Chapter 2: Di Persimpangan

56 7 0
                                    

Beberapa minggu setelah acara kampus, Taehyung semakin sulit menyembunyikan perasaannya terhadap Jisoo. Setiap kali mereka bersama, dia merasakan sebuah jarak yang tak bisa dijelaskan perasaan cinta yang semakin kuat tetapi terus dipendam. Jisoo, di sisi lain, tetap menjadi sahabatnya yang ceria, tanpa menyadari apa yang terjadi dalam hati Taehyung.

Suatu hari, Jisoo mengajak Taehyung untuk bertemu di sebuah kafe yang biasa mereka kunjungi sejak remaja. Mereka duduk di pojok kafe, tempat yang sepi dan nyaman, ditemani alunan musik yang tenang. Jisoo terlihat sedikit gelisah, membuat Taehyung bertanya-tanya apa yang terjadi.
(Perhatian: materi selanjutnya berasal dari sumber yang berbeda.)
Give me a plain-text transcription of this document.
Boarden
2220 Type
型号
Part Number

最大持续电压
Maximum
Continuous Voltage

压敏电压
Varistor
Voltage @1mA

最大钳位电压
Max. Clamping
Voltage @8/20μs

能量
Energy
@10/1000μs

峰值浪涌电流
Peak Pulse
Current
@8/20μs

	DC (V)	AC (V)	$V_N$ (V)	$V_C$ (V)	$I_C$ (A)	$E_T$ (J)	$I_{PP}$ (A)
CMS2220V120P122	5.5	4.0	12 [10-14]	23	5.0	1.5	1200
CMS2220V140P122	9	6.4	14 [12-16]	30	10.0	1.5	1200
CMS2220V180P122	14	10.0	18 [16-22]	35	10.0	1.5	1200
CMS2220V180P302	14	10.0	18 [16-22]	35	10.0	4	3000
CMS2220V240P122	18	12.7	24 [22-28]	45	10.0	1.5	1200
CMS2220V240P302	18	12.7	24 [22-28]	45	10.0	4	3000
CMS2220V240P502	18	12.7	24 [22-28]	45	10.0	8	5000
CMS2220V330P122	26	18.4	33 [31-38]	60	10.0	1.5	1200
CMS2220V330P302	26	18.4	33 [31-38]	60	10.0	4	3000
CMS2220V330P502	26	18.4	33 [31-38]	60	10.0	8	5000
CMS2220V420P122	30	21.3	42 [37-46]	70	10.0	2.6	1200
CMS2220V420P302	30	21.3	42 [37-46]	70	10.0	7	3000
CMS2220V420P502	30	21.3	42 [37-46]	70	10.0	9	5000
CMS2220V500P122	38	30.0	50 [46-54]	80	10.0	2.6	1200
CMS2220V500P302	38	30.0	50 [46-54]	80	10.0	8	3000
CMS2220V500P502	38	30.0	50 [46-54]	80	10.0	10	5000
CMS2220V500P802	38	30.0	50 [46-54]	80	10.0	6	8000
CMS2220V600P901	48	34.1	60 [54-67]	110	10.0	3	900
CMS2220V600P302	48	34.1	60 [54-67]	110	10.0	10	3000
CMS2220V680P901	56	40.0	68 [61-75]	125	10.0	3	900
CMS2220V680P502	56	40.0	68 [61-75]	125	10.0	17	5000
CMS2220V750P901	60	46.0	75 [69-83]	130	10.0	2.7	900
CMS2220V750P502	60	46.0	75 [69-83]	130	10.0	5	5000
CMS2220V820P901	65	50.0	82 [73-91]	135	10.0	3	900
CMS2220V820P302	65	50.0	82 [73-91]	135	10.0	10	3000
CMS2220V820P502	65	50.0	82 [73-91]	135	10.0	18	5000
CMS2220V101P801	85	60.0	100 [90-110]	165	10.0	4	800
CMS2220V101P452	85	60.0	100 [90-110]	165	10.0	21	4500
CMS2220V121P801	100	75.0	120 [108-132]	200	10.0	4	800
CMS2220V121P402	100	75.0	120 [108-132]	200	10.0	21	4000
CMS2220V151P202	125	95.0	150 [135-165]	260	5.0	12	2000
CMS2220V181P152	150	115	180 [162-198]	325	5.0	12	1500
"Taehyung," Jisoo memulai, suara lembut namun terdengar ragu. "Aku ingin cerita sesuatu."

Taehyung menatap Jisoo dengan perhatian penuh. "Apa itu, Jisoo? Kamu tahu aku selalu ada untuk kamu."

Jisoo menarik napas dalam, lalu berbicara. "Aku rasa... aku jatuh cinta."

Hati Taehyung seketika terhenti. Ia merasa dunianya runtuh sejenak, tetapi ia berusaha untuk tetap tenang. "Oh... dengan siapa?"

Wajah Jisoo memerah sedikit, tampak malu-malu. "Namanya Minhyuk. Dia teman dari kampus. Kita sudah dekat selama beberapa bulan terakhir, dan... aku rasa dia orang yang tepat."

Mendengar nama itu, Taehyung berusaha menelan rasa sakit yang tiba-tiba menghantam dadanya. Dia tersenyum tipis, meski hatinya hancur. "Itu kabar bagus. Aku senang kamu menemukan seseorang yang membuatmu bahagia."

Namun di dalam hatinya, Taehyung merasa bimbang. Bagaimana dia bisa memberikan dukungan sepenuhnya ketika cintanya untuk Jisoo tak pernah berbalas? Setiap kata yang diucapkannya terasa kosong, seolah-olah dia hanya berusaha menjaga topeng ketegaran di hadapan Jisoo.

Beberapa hari kemudian, Taehyung mulai menjaga jarak. Dia merasa dirinya terjebak antara cinta yang harus disimpan dan rasa bersalah karena tidak bisa sepenuhnya bahagia untuk Jisoo. Setiap kali dia melihat Jisoo bersama Minhyuk, hatinya dipenuhi kecemburuan, tetapi dia tetap berusaha tersenyum.

Suatu malam, Jisoo mengirim pesan kepada Taehyung.

"Taehyung, kamu ada waktu? Aku butuh bicara."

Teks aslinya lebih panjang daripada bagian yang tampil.